Fedakarlık, hasbilik, diğergamlık, kendini unutma, yaptığına yaptım dememe… sıradan meziyetleridir.

Bu tür şeyleri meziyet cümlesinden dahi kabul etmezler.

Kendilerine karşı sert ve acımasız, başkalarına ise alabildiğine merhametlidirler.

Siz hiç böyle bir insanı, böyle bir büyüklüğü ve böylesine bir gerçekliği tanıdınız mı?

Değerlerinin kendisini büyüttüğü insanı.

Ben gördüm…

Büyüklüğün, sözden önce hal dilinde ifadesini bulduğunu…

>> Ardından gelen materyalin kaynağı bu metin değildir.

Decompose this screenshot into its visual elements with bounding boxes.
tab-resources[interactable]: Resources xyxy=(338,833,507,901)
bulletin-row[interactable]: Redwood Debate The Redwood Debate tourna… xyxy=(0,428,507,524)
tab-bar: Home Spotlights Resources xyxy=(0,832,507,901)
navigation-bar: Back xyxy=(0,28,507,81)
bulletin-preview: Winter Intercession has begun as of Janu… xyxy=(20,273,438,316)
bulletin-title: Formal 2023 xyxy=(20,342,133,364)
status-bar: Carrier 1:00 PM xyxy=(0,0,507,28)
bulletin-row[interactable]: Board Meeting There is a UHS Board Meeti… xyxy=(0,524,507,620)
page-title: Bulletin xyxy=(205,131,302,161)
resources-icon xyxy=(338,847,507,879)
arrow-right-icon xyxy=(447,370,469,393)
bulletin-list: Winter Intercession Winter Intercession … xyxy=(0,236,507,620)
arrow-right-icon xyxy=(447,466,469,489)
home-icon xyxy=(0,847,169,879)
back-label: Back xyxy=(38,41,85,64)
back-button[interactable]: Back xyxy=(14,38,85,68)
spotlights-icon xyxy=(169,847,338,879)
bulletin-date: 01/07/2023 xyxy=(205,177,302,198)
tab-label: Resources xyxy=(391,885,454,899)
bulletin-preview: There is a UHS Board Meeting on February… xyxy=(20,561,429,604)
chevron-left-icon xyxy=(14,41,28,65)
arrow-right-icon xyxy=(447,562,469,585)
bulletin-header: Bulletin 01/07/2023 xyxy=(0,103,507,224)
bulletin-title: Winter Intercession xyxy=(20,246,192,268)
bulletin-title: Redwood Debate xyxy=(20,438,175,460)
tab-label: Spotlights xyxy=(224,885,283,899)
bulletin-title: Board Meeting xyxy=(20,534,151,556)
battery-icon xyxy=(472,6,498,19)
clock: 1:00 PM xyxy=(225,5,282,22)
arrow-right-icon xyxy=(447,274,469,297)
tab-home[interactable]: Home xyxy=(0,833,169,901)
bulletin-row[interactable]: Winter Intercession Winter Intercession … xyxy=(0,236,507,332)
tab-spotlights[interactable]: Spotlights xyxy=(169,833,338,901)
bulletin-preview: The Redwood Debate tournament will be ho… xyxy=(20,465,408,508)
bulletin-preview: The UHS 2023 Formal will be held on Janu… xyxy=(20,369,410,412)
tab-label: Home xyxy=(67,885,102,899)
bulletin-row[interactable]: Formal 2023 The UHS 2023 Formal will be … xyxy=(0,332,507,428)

Çok insan var, sözü büyük, hali küçük.

Onlar ne söylerlerse söylesinler, inandırıcı olamadılar, kitleleri harekete geçiremediler, dalgalanmalar meydan getiremediler.

İnsanı, kalbin zümrüt tepelerine doğru bir büyük seyahate hazırlayamadılar.

Beyan, arkasında sapasağlam duran bir halden, bir duruştan, yaşanmış bir hayattan güç almıyorsa, en fazla dağlara çarpıp size geri dönüyor.

Özü sözü bir olanlar ise yapıp ettikleriyle, beyanlarıyla tarihin seyrini değiştiriyorlar.

Bizim büyüklüğü tanımlamaya değil, tanımaya ihtiyacımız var.

Tanıyalım ki, elimizde bir ölçümüz olsun, aldanmamayı ve kendimizi aldatmamayı öğrenelim.

Kendini aldatmamayı başaranlar başkalarını hiç aldatmazlar.

Kendine ihanet etmeden hayatını sürdürenler başkalarına asla ihanet etmezler.

Hayat bir ihanet sınavından başka nedir ki!

Büyüklük de, o sık karşılaşılan ihanet durumlarında galibiyeti tatmaktan başka nedir ki?

Küçük bir odadan çıkan büyük bir hayat yolculuğu…İşte orada duruyor…

Kelimeler kimi büyüklükleri anlatmaya yetmiyor.

Kaç insan tanıyoruz, hayatını anlatmaya kelimelerin yetmediği?